Posts Tagged ‘radio astronomy’
It STARTED with an astronomer named Frank Drake. He thought, quite reasonably, that since we were using radio waves to communicate here on Earth, beings on OTHER planets around other stars might be doing the same thing. The thing about radio wave transmitters, especially the kinds used by broadcasting stations, is that they transmit radio waves in all directions, including into out space. And if there were anybody out there with a receiver, they could easily pick up those transmissions.
If we can do it, why couldn’t another, sufficiently ADVANCED civilization on another planet do the same? And so, SETI astronomers have been using radio telescopes to look for signals from other civilizations.
Where are they?
There are many reasons why we have not yet detected any aliens. They may not have developed the technology to use radio transmissions, or they may have developed other means of communication like lasers. There is a branch of SETI that looks for laser signals from aliens but this is a very difficult search. As you are probably aware a laser is a concentrated light beam. In order to detect it, the laser has to be pointed right at us.
Is it possible that we have not detected anything because there is nothing to detect? Yes, it is possible but highly improbable. As one character from one of my favorite movies of all time put it, “I’ll tell you one thing about the universe, though. The universe is a pretty BIG place. It’s bigger than anything anyone has ever dreamed of before. So if it’s just us… seems like an awful waste of space. Right?”
Will we ever find life outside our solar system?

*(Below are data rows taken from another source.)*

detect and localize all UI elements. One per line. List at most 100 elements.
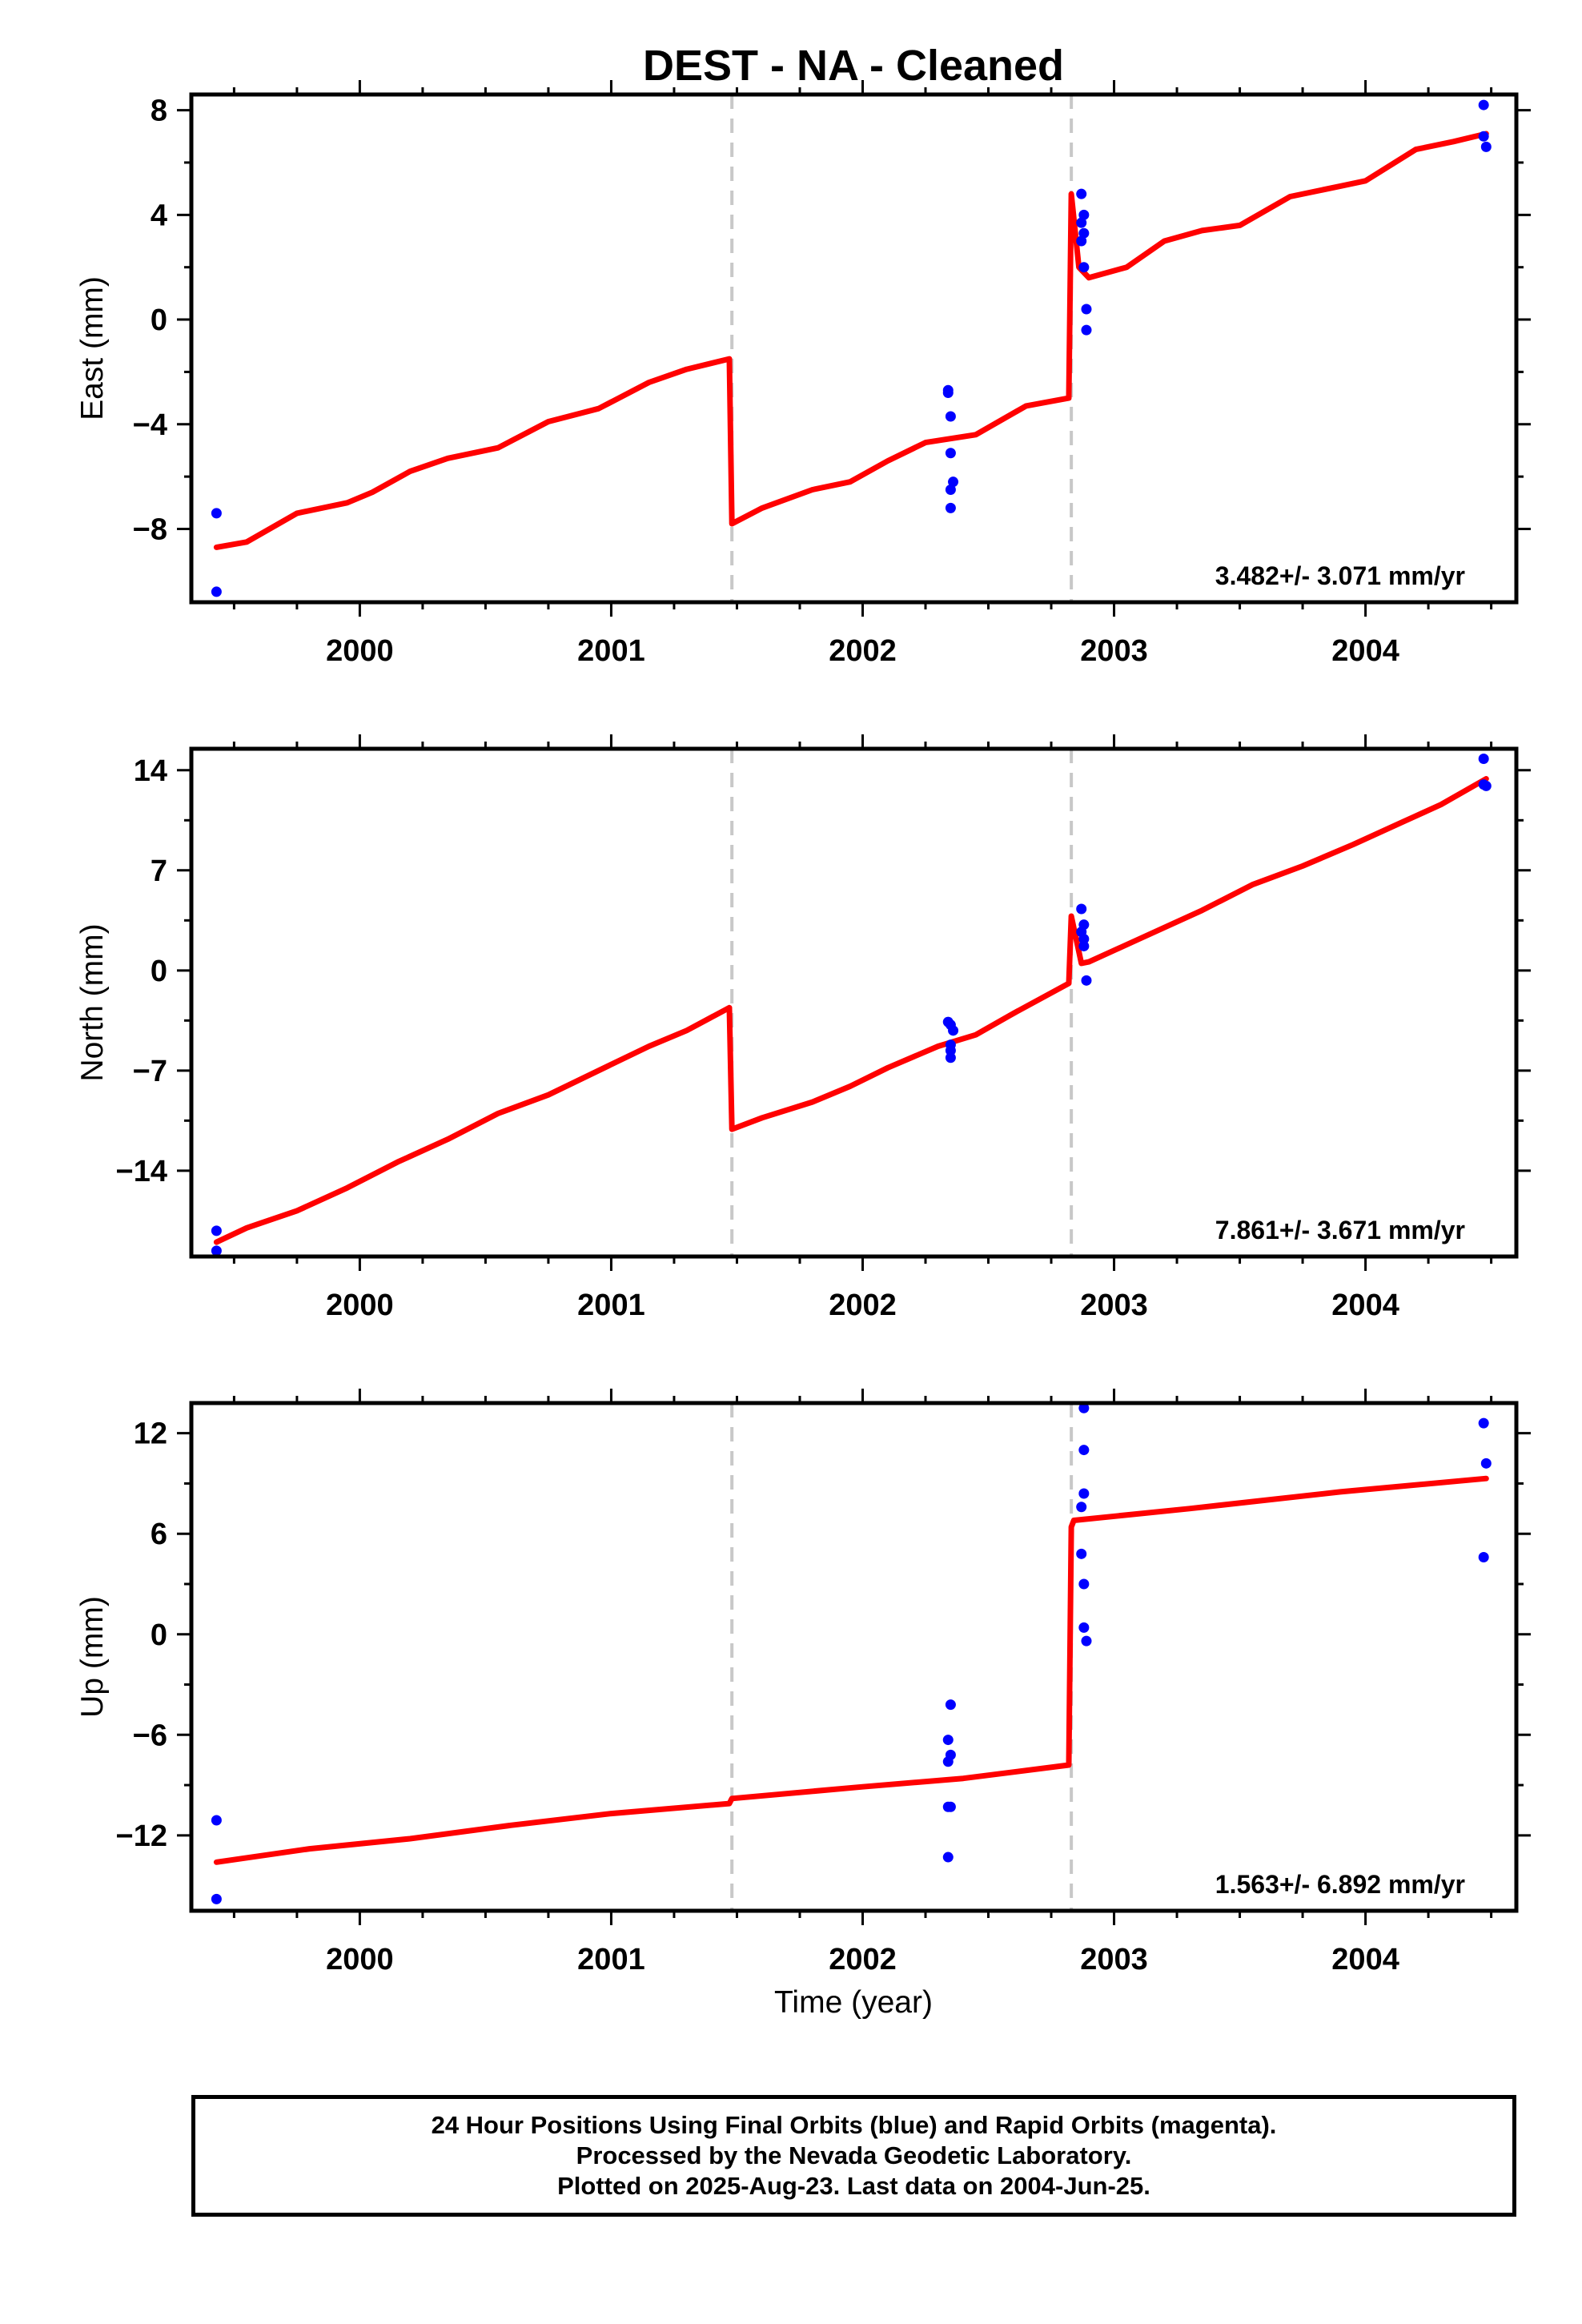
north-data-point — [1078, 934, 1090, 945]
east-data-point — [211, 586, 222, 597]
up-data-point — [1078, 1445, 1090, 1456]
east-data-point — [945, 502, 956, 513]
east-plot-frame — [189, 92, 1519, 605]
up-data-point — [1078, 1402, 1090, 1413]
up-data-point — [942, 1801, 954, 1812]
x-axis-label: Time (year) — [774, 1985, 933, 2020]
north-data-point — [945, 1052, 956, 1063]
up-y-tick-label: −12 — [116, 1819, 167, 1853]
up-x-tick-label: 2004 — [1331, 1943, 1399, 1976]
north-y-tick-label: −7 — [133, 1055, 167, 1088]
north-y-tick-label: 0 — [151, 955, 167, 988]
east-x-tick-label: 2000 — [326, 634, 394, 668]
east-data-point — [1076, 188, 1087, 199]
up-y-axis-label: Up (mm) — [75, 1596, 110, 1718]
north-plot-frame — [189, 746, 1519, 1259]
north-data-point — [211, 1245, 222, 1256]
up-x-tick-label: 2000 — [326, 1943, 394, 1976]
north-data-point — [948, 1025, 959, 1036]
east-x-tick-label: 2002 — [829, 634, 897, 668]
north-data-point — [1081, 975, 1092, 986]
east-data-point — [1081, 304, 1092, 315]
up-data-point — [942, 1852, 954, 1863]
east-y-tick-label: 8 — [151, 94, 167, 128]
up-data-point — [1480, 1458, 1492, 1469]
north-y-axis-label: North (mm) — [75, 923, 110, 1081]
north-data-point — [1478, 754, 1489, 765]
east-data-point — [1478, 99, 1489, 111]
up-data-point — [1078, 1622, 1090, 1633]
east-rate-label: 3.482+/- 3.071 mm/yr — [1215, 561, 1465, 590]
up-data-point — [1078, 1488, 1090, 1499]
east-x-tick-label: 2004 — [1331, 634, 1399, 668]
north-x-tick-label: 2004 — [1331, 1289, 1399, 1322]
up-y-tick-label: −6 — [133, 1719, 167, 1752]
north-data-point — [211, 1225, 222, 1236]
up-panel: 2000 2001 2002 2003 2004 12 6 0 −6 −12 Up (mm) 1.56… — [75, 1389, 1531, 1976]
north-y-tick-label: 7 — [151, 854, 167, 888]
east-data-point — [1480, 141, 1492, 152]
east-y-tick-label: −4 — [133, 408, 167, 442]
footer-box: 24 Hour Positions Using Final Orbits (bl… — [191, 2095, 1516, 2217]
east-data-point — [1078, 227, 1090, 239]
east-panel: 2000 2001 2002 2003 2004 8 4 0 −4 −8 East (mm) 3.48… — [75, 80, 1531, 668]
east-data-point — [1076, 235, 1087, 247]
east-data-point — [1078, 209, 1090, 220]
up-data-point — [1076, 1548, 1087, 1559]
up-x-tick-label: 2002 — [829, 1943, 897, 1976]
up-data-point — [1078, 1578, 1090, 1590]
east-data-point — [1078, 262, 1090, 273]
north-y-tick-label: −14 — [116, 1155, 167, 1188]
up-data-point — [211, 1893, 222, 1904]
up-model-line — [213, 1475, 1489, 1865]
east-y-tick-label: 0 — [151, 304, 167, 337]
north-x-tick-label: 2000 — [326, 1289, 394, 1322]
east-data-point — [945, 484, 956, 495]
east-model-line — [213, 131, 1489, 550]
east-data-point — [1081, 324, 1092, 336]
east-data-point — [211, 508, 222, 519]
east-data-point — [948, 476, 959, 488]
east-data-point — [1478, 131, 1489, 142]
up-plot-frame — [189, 1401, 1519, 1913]
figure-title: DEST - NA - Cleaned — [643, 42, 1064, 90]
up-data-point — [1076, 1502, 1087, 1513]
footer-line-2: Processed by the Nevada Geodetic Laborat… — [576, 2141, 1132, 2169]
north-x-tick-label: 2002 — [829, 1289, 897, 1322]
north-data-point — [1480, 780, 1492, 791]
up-data-point — [211, 1815, 222, 1826]
east-data-point — [1076, 217, 1087, 228]
north-data-point — [1076, 903, 1087, 915]
north-model-line — [213, 776, 1489, 1245]
east-data-point — [945, 448, 956, 459]
up-x-tick-label: 2001 — [577, 1943, 645, 1976]
north-data-point — [945, 1045, 956, 1056]
north-data-point — [1078, 940, 1090, 951]
up-data-point — [942, 1735, 954, 1746]
east-data-point — [945, 411, 956, 422]
north-y-tick-label: 14 — [134, 754, 167, 788]
up-data-point — [1478, 1552, 1489, 1563]
east-y-tick-label: −8 — [133, 513, 167, 546]
up-y-tick-label: 0 — [151, 1618, 167, 1652]
up-rate-label: 1.563+/- 6.892 mm/yr — [1215, 1870, 1465, 1899]
north-rate-label: 7.861+/- 3.671 mm/yr — [1215, 1216, 1465, 1244]
up-data-point — [942, 1756, 954, 1767]
up-y-tick-label: 6 — [151, 1518, 167, 1551]
east-data-point — [942, 388, 954, 399]
footer-line-1: 24 Hour Positions Using Final Orbits (bl… — [431, 2111, 1277, 2139]
footer-line-3: Plotted on 2025-Aug-23. Last data on 200… — [557, 2172, 1150, 2200]
north-panel: 2000 2001 2002 2003 2004 14 7 0 −7 −14 North (mm) 7… — [75, 734, 1531, 1322]
north-x-tick-label: 2003 — [1080, 1289, 1148, 1322]
up-data-point — [1081, 1635, 1092, 1647]
north-x-tick-label: 2001 — [577, 1289, 645, 1322]
east-x-tick-label: 2001 — [577, 634, 645, 668]
east-x-tick-label: 2003 — [1080, 634, 1148, 668]
east-y-axis-label: East (mm) — [75, 276, 110, 420]
up-data-point — [945, 1699, 956, 1711]
up-y-tick-label: 12 — [134, 1417, 167, 1451]
up-data-point — [1478, 1417, 1489, 1429]
east-y-tick-label: 4 — [151, 199, 167, 232]
up-x-tick-label: 2003 — [1080, 1943, 1148, 1976]
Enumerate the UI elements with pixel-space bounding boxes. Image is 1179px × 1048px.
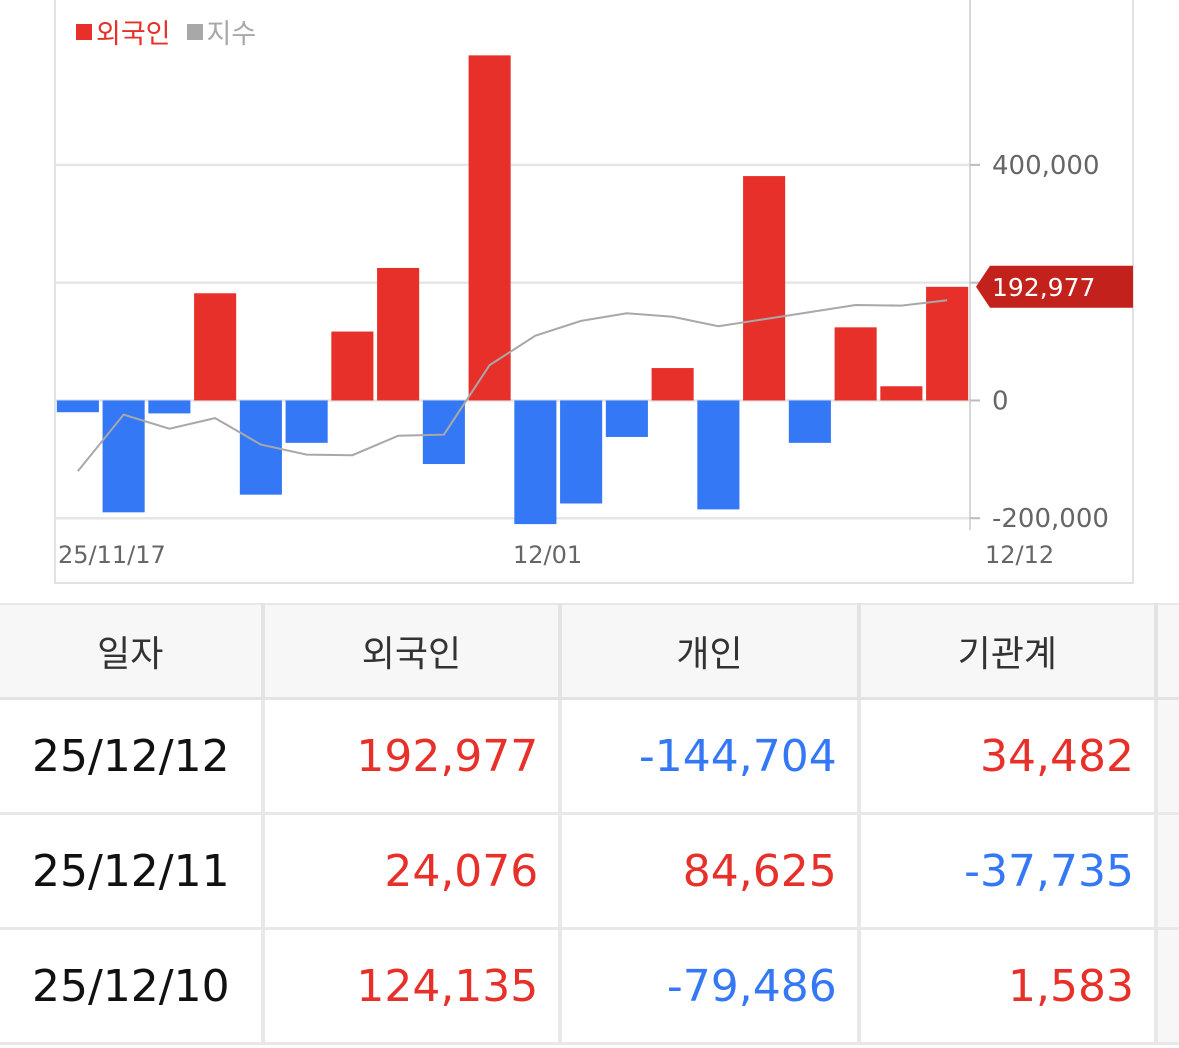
foreign-bar <box>422 400 465 465</box>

I believe we will FIND life on planets outside our solar system before the next 50 years of SETI are up. It may not be intelligent life that SETI looks for but it will be life, most likely plant life. As I have posted before, we are looking for other Earth-like planets. Once we find a few, we can start studying them with better telescopes to find the composition, or makeup, of their atmosphere. If we detect oxygen in the planets’ atmosphere, we will know that there are at least plant-based life on those planets. And where there are plants, there are critters to munch on them. 🙂
You can help look for ET.
Due to advances in radio telescope technology, SETI astronomers are flooded with data they have not yet analyzed because they do not have the computing resources to do so. So, just like Galaxy Zoo, scientists are recruiting the help of people just like to you to help them sort through the data and see if we have received signals from outside Earth. The project, called SETI@Home allows anyone with a computer and an internet connection to download data from telescopes like the Allen Telescope Array pictured above and analyze it to see if CONTACT has been made. SETI is not just for professionals anymore; YOU could be the one who discovers ET!